Ensuite, les relations entre collègues enseignantes occupent une place importante dans l’éventail des tensions entre valeurs modernes et postmodernes. Il faut tout d’abord expliquer les rapports de travail postmodernes qui sont basés sur l’individualisme, le sentiment de compétition, la productivité et l’authenticité. Les rapports de travail modernes seraient quant à eux plutôt des rapports basés sur une identification au groupe; un groupe d’appartenance à une même cause et basé sur une solidarité mutuelle. Dans les faits, la difficulté majeure dans les relations au travail de nos nouvelles enseignantes réside dans leur sentiment d’isolement face aux «cliques» présentes à l’école. Les

enseignantes interrogées sont presque unanimes à ce sujet; entretenir des rapports de travail sain avec les collègues est difficile et parfois même douloureux. On ne s’intègre pas facilement à un groupe. Est-ce parce que la valeur d’authenticité rend difficile le sentiment d’appartenance? Les nouvelles enseignantes se sentent uniques et refusent de concéder cette authenticité contre une forme d’identité de groupe, surtout si cette identité ne convient pas aux valeurs personnelles ou aux traits de personnalité qui les caractérisent. Toujours en lien avec les collègues, il existe une tension réelle entre le professionnalisme et son opposé. Le professionnalisme décrit dans l'analyse comme une valeur moderne, peut aussi être envisagé sous un angle postmoderne qui fait surtout appel à la responsabilité individuelle dans les actes professionnels. Dans le contexte actuel du postmodernisme, celui-ci se retrouve en situation de tension avec le profil d'exécutant; un exécutant se contente d'accomplir la tâche qu'on lui impose, suit le manuel sans apporter sa touche personnelle et ne se remet pas en question. L'exécutant adhère au métarécit technique et base sa pratique sur des principes établis et rationnels, alors que le professionnel entend dépasser cet ordre hiérarchique et réclame une prise en compte éclairée du contexte de l’action, une autonomie et une responsabilité individuelle et collective reconnue. Le professionnel de haut niveau investit le « genre » professionnel au point de développer son propre « style » (Clot), ce qui est source d’épanouissement et de créativité tant personnelle que collective.

6.4.1.4 Le rapport au syndicalisme enseignant

Enfin, le rapport au syndicalisme enseignant est plus difficile à appliquer à l'ensemble des enseignantes interrogées ; très peu d'entre elles nous parlent de syndicalisme.
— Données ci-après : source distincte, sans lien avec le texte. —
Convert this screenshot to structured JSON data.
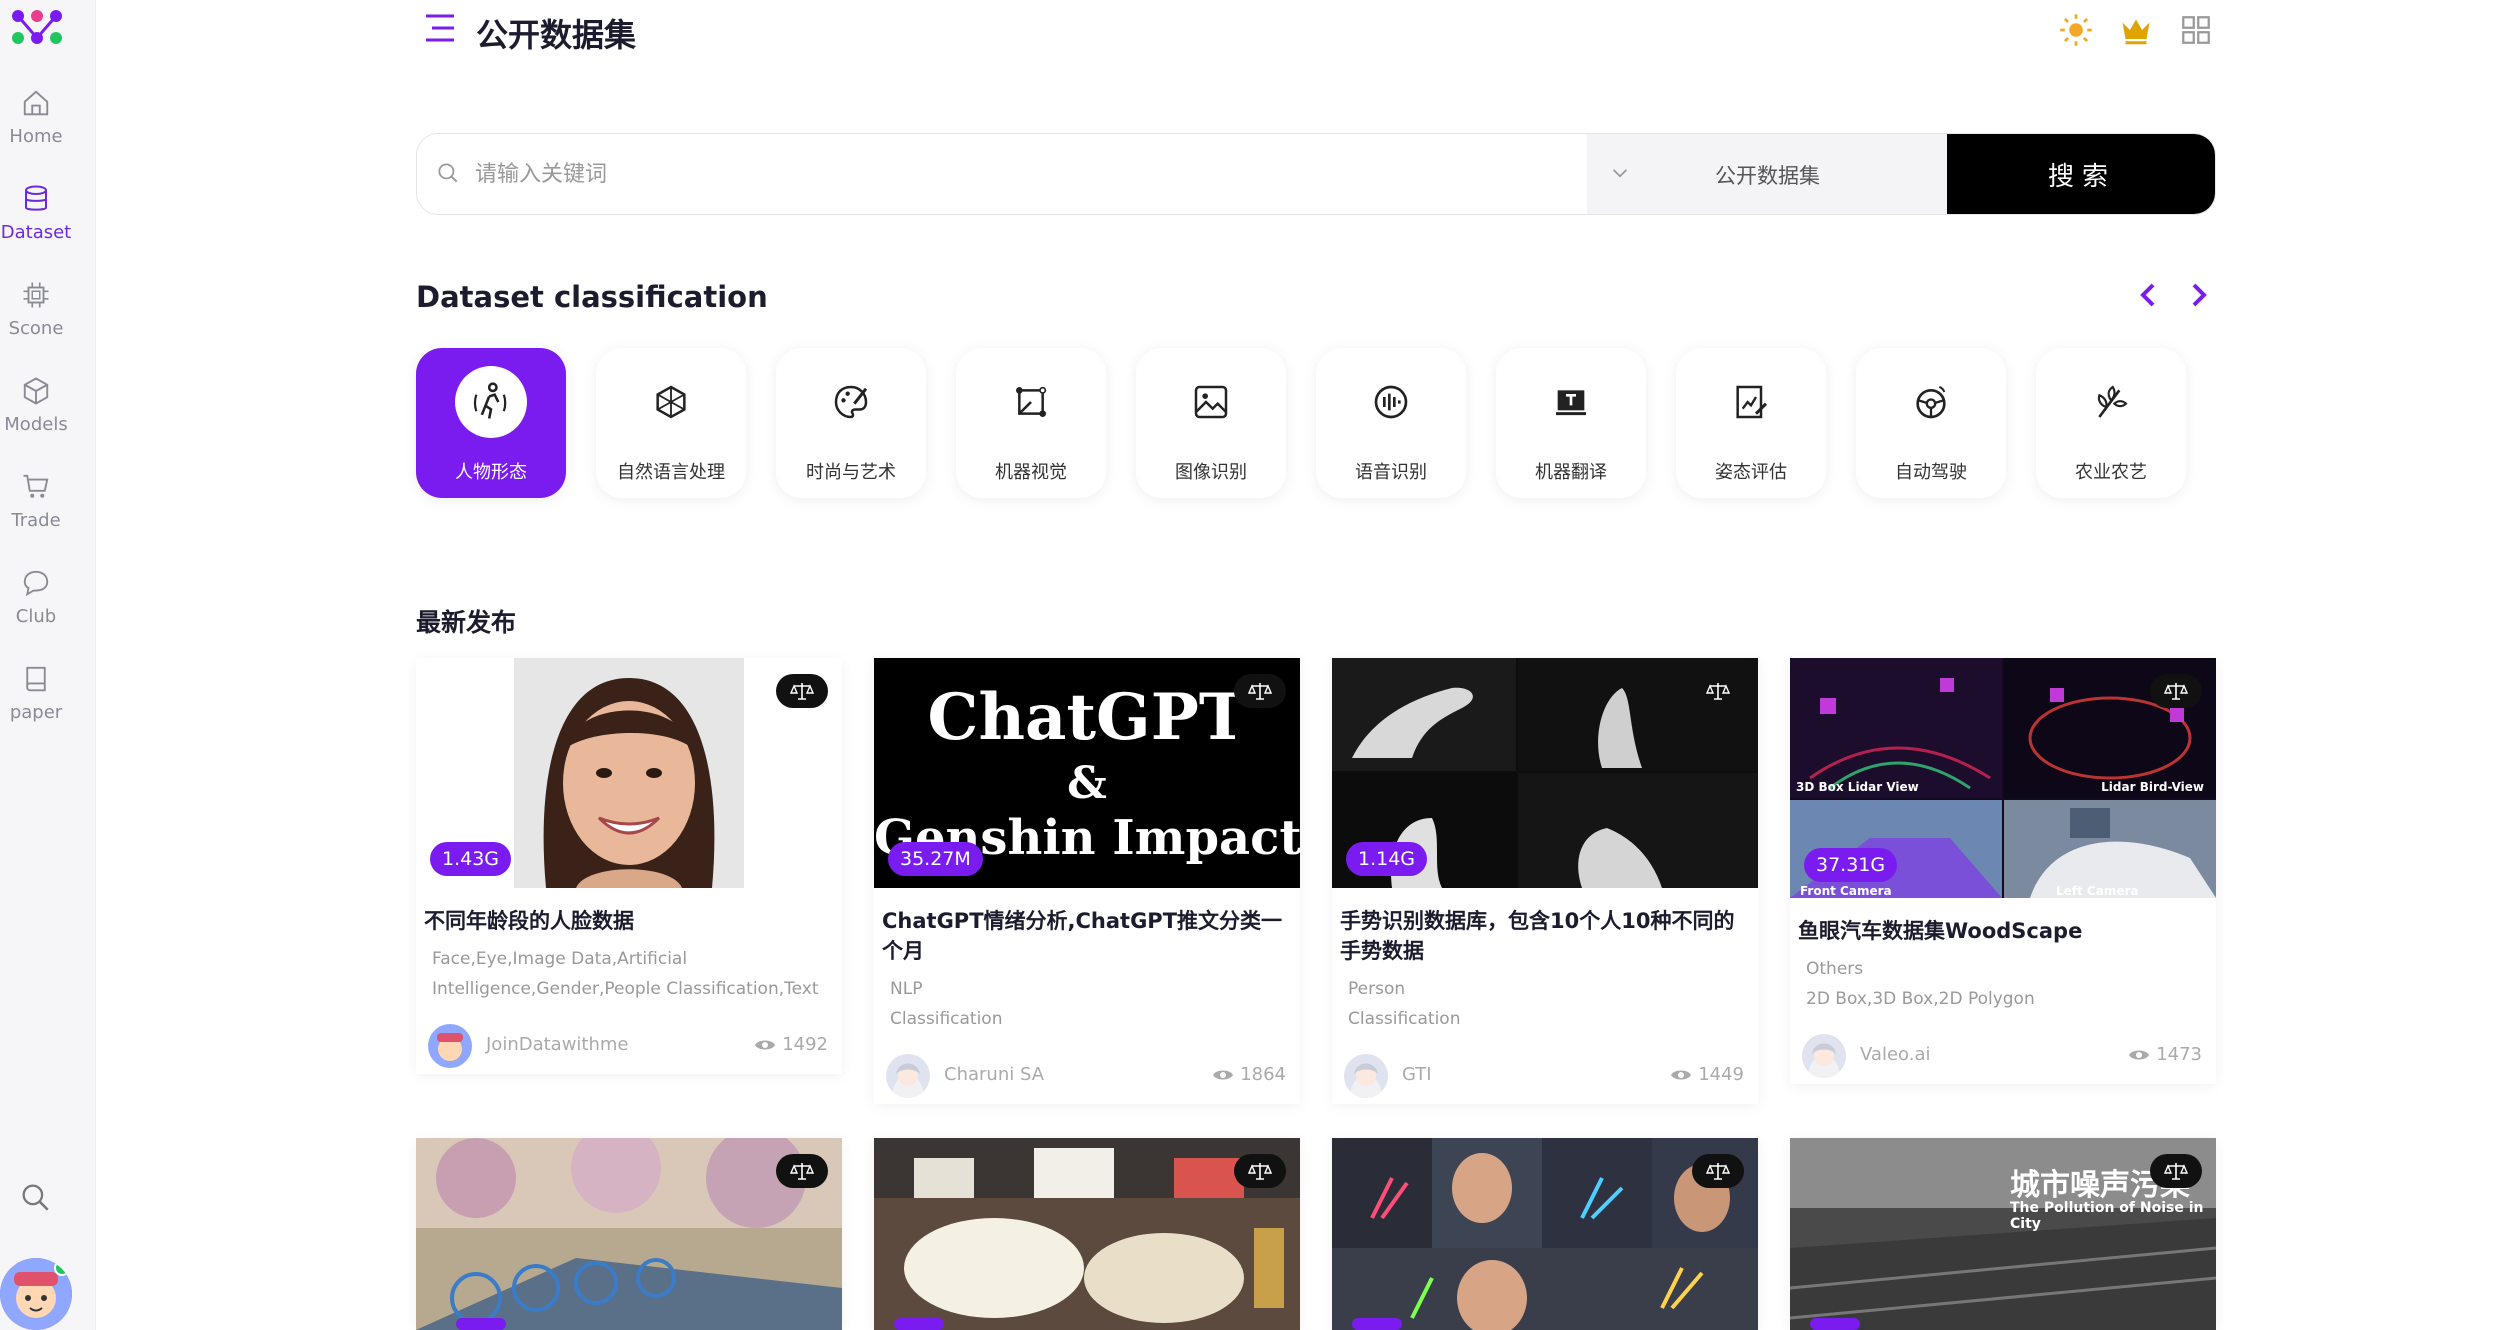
{
  "sidebar": {
    "items": [
      {
        "label": "Home",
        "icon": "home-icon"
      },
      {
        "label": "Dataset",
        "icon": "database-icon",
        "active": true
      },
      {
        "label": "Scone",
        "icon": "chip-icon"
      },
      {
        "label": "Models",
        "icon": "cube-icon"
      },
      {
        "label": "Trade",
        "icon": "cart-icon"
      },
      {
        "label": "Club",
        "icon": "chat-icon"
      },
      {
        "label": "paper",
        "icon": "book-icon"
      }
    ]
  },
  "header": {
    "title": "公开数据集"
  },
  "search": {
    "placeholder": "请输入关键词",
    "scope": "公开数据集",
    "button": "搜索"
  },
  "classification": {
    "title": "Dataset classification",
    "items": [
      {
        "label": "人物形态",
        "active": true
      },
      {
        "label": "自然语言处理"
      },
      {
        "label": "时尚与艺术"
      },
      {
        "label": "机器视觉"
      },
      {
        "label": "图像识别"
      },
      {
        "label": "语音识别"
      },
      {
        "label": "机器翻译"
      },
      {
        "label": "姿态评估"
      },
      {
        "label": "自动驾驶"
      },
      {
        "label": "农业农艺"
      }
    ]
  },
  "latest": {
    "title": "最新发布",
    "cards": [
      {
        "size": "1.43G",
        "title": "不同年龄段的人脸数据",
        "tags": "Face,Eye,Image Data,Artificial Intelligence,Gender,People Classification,Text",
        "author": "JoinDatawithme",
        "views": "1492"
      },
      {
        "size": "35.27M",
        "title": "ChatGPT情绪分析,ChatGPT推文分类一个月",
        "tags": "NLP\nClassification",
        "author": "Charuni SA",
        "views": "1864",
        "image_text": [
          "ChatGPT",
          "&",
          "Genshin Impact"
        ]
      },
      {
        "size": "1.14G",
        "title": "手势识别数据库，包含10个人10种不同的手势数据",
        "tags": "Person\nClassification",
        "author": "GTI",
        "views": "1449"
      },
      {
        "size": "37.31G",
        "title": "鱼眼汽车数据集WoodScape",
        "tags": "Others\n2D Box,3D Box,2D Polygon",
        "author": "Valeo.ai",
        "views": "1473",
        "image_text": [
          "3D Box Lidar View",
          "Lidar Bird-View",
          "Front Camera",
          "Left Camera"
        ]
      }
    ],
    "row2_image_text": [
      "城市噪声污染",
      "The Pollution of Noise in City"
    ]
  },
  "colors": {
    "accent": "#7a1cf0",
    "sidebar_active": "#6c2bd9"
  }
}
Peut-être est-ce là une preuve de la place qu'occupe cette question dans leurs valeurs de travail. Malgré tout, quelques unes d'entre elles abordent le sujet. Il est clair que suite à son expérience décevante, Maude croit profondément que les enseignantes manquent de solidarité. Alexandra le pense aussi. Julie, cependant, est la seule pour qui le syndicalisme semble avoir de la valeur. Enfin, selon Cattonar et Maroy (2000), ce sont les structures du métier en regard de la pratique réflexive qui faciliterait cette perte de contact avec l'identité collective de la profession. En vérité, le modèle du praticien réflexif, en sa qualité postmoderne de forte individualisation, encourage à

réfléchir sur le métier, ce qui est tout à fait moderne dans les valeurs, mais éloigne aussi paradoxalement les enseignantes d'une réflexion globale et collective quant aux grandes visées de la profession, puisque qu'elles n'arrivent pas à se sortir du cercle infini de la réflexion sur soi-même. Cela constitue une tension entre les valeurs modernes et postmodernes qu'il est difficile d'ignorer.